AB çıpasına hala ihtiyacımız var

Başbakan’ın Brüksel’de “sıkı bir azar” işiteceğini, bunun üzerine göstereceği fevri tepki sonucu AB’yle iplerin kopacağını, Türkiye’nin Batı’dan kopup başka mecralara yelken açacağını düşünen (daha doğrusu umut eden) çevreler ciddi bir hayal kırıklığı yaşıyor olmalılar.

Çünkü bunların hiçbiri olmadı. Elbette HSYK tasarısı başta olmak üzere belli endişeleri vardı AB’nin ve bunları dile getirdiler. Ama aynı zamanda siyasi iktidara karşı girişilen kuşatma operasyonunun da farkındaydılar ve dile getirdiler. Sonuçta, her iki tarafın da ipleri koparmaya niyeti olmadığını gösteren; birbirlerinden kolay kolay vazgeçemeyecekleri gerçeğini dikkate alarak yaptıkları ölçülü eleştiriler ve “birlikte çalışmanın sürdürülmesi” hakkında temenniler çıktı ortaya. Ki ben de zaten bunu bekliyor ve umuyordum.

Zira yaşadığımız son kriz, “Yeni Türkiye”yi kurabilmek için AB çıpasına hâlâ ihtiyacımız olduğunu bir kere daha gösterdi bize.
 
“Kendimiz için demokrasi” dedik ama…
 
Türkiye’nin AB üyeliğini savunanlar yıllarca, üyeliğin gerçekleşmesi kadar hatta ondan da önemli olanın, üyelik sürecinin kendisi olduğunu söylediler. Nitekim 2002’den bu yana yaşanan reform süreci de bunu doğruladı. Üyelik hedefiyle önümüze koyulan reform ajandası, son on yılda gerçekleştirilen büyük hamlelerin en önemli itici güçlerinden biri oldu.

Son yıllarda AB’yle ilişkilerde yaşanan durgunluk, yeni fasılların açılmaması, Türkiye kamuoyunun AB heyecanını yitirmesi hatta negatif duyguların ağırlık kazanması, esas olarak bizden değil AB’den kaynaklanan bir durumdu. Daha ileri adımlar atılmaması için gösterilen gerekçelerin zahiri olduğu; asıl sebebin ‘Birlik’in bu büyüklükte Müslüman bir ülkeyi içinde eritemeyeceği korkusu olduğu yönünde güçlü bir kamuoyu algısı oluştu.

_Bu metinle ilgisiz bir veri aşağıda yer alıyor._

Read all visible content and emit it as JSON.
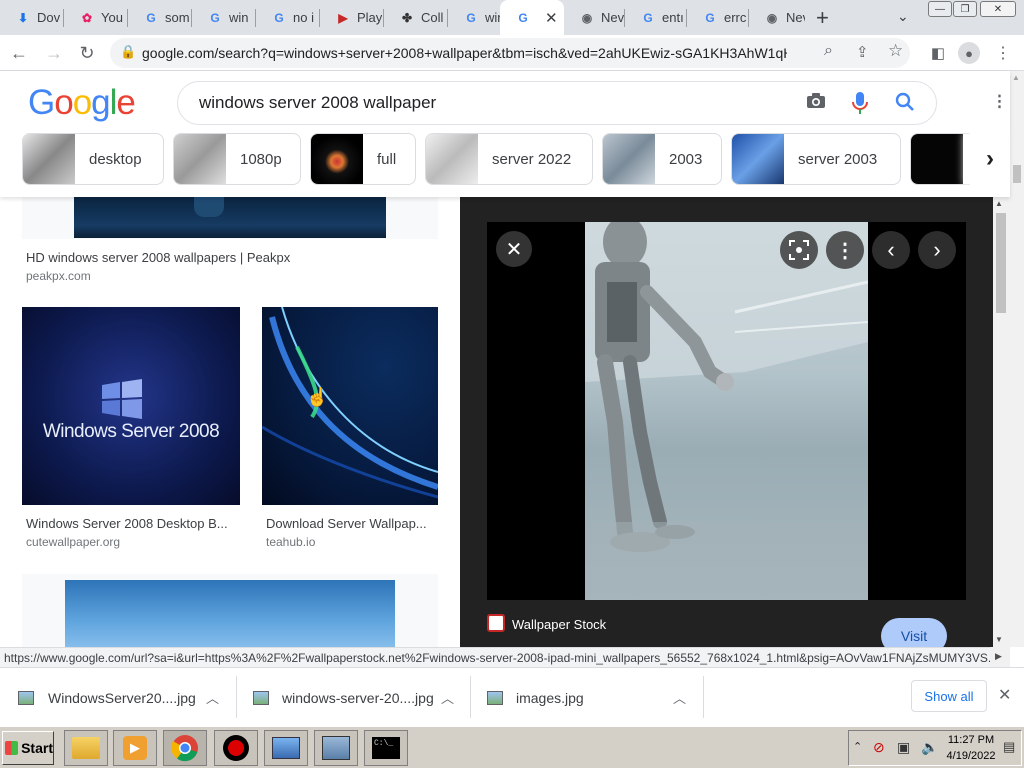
{
  "browser": {
    "tabs": [
      {
        "label": "Dov",
        "icon": "download-icon"
      },
      {
        "label": "You",
        "icon": "flower-icon"
      },
      {
        "label": "som",
        "icon": "google-icon"
      },
      {
        "label": "win",
        "icon": "google-icon"
      },
      {
        "label": "no i",
        "icon": "google-icon"
      },
      {
        "label": "Play",
        "icon": "play-icon"
      },
      {
        "label": "Coll",
        "icon": "puzzle-icon"
      },
      {
        "label": "win",
        "icon": "google-icon"
      },
      {
        "label": "",
        "icon": "google-icon",
        "active": true
      },
      {
        "label": "Nev",
        "icon": "chrome-icon"
      },
      {
        "label": "entı",
        "icon": "google-icon"
      },
      {
        "label": "errc",
        "icon": "google-icon"
      },
      {
        "label": "Nev",
        "icon": "chrome-icon"
      }
    ],
    "new_tab": "+",
    "url": "google.com/search?q=windows+server+2008+wallpaper&tbm=isch&ved=2ahUKEwiz-sGA1KH3AhW1qHIE...",
    "status_url": "https://www.google.com/url?sa=i&url=https%3A%2F%2Fwallpaperstock.net%2Fwindows-server-2008-ipad-mini_wallpapers_56552_768x1024_1.html&psig=AOvVaw1FNAjZsMUMY3VS..."
  },
  "google": {
    "logo": "Google",
    "query": "windows server 2008 wallpaper",
    "chips": [
      "desktop",
      "1080p",
      "full",
      "server 2022",
      "2003",
      "server 2003"
    ]
  },
  "results": [
    {
      "title": "HD windows server 2008 wallpapers | Peakpx",
      "site": "peakpx.com"
    },
    {
      "title": "Windows Server 2008 Desktop B...",
      "site": "cutewallpaper.org",
      "image_text": "Windows Server 2008"
    },
    {
      "title": "Download Server Wallpap...",
      "site": "teahub.io"
    }
  ],
  "viewer": {
    "source": "Wallpaper Stock",
    "visit": "Visit"
  },
  "downloads": {
    "items": [
      "WindowsServer20....jpg",
      "windows-server-20....jpg",
      "images.jpg"
    ],
    "show_all": "Show all"
  },
  "taskbar": {
    "start": "Start",
    "time": "11:27 PM",
    "date": "4/19/2022"
  },
  "colors": {
    "google_blue": "#4285f4",
    "google_red": "#ea4335",
    "google_yellow": "#fbbc05",
    "google_green": "#34a853",
    "visit_button": "#aecbfa"
  }
}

Bu ruh hali içinde yaygınlaşan söylemi hep birlikte hatırlayalım: “50 yıldır bizi kapısında bekleten bu kuruluşa girmekte neden ısrar ediyoruz ki?.. Artık ne ekonomik ne de siyasi olarak onlara ihtiyacımız var. Ekonomik olarak biz onlardan daha güçlüyüz. Demokratikleşmeyse, biz zaten kendimiz için demokratikleşiyoruz. AB çıpası olmadan da ilerleyebilecek bir demokrasi bilincine vardık.”

Böyle söyleniyordu…

Ne var ki, yaşadığımız son süreç, durumun tam da böyle olmadığını gösterdi bize.
 
İç dinamiklerin yetmediği nokta
 

Zor zamanlar bir ülkede demokrasinin ne kadar içe sindirildiğinin test edildiği zamanlardır. Her şey güllük gülistanlıkken demokrat olmak nispeten kolaydır. Ama işler sarpa sarmışsa, iktidar büyük bir tehditle karşı karşıya ise, demokratik ilkeler “taşınması zor bir yük, bir ayak bağı”olarak görülmeye başlanabilir. Böyle dönemlerde -hele bir de tabandan “dar geçitten geçerken ilkelerin rafa kaldırılabileceği” noktasında onay geliyorsa- tehlike daha da büyür. Siyasi kültürün dönüşmesinin öyle kolay bir mesele olmadığını; demokrasi kültürü aşağıdan yukarıya (toplumdan devlete) doğru dürüst içe sinmemişse, devletin eski reflekslerine dönmesinin pekâlâ mümkün olabileceğini görürüz.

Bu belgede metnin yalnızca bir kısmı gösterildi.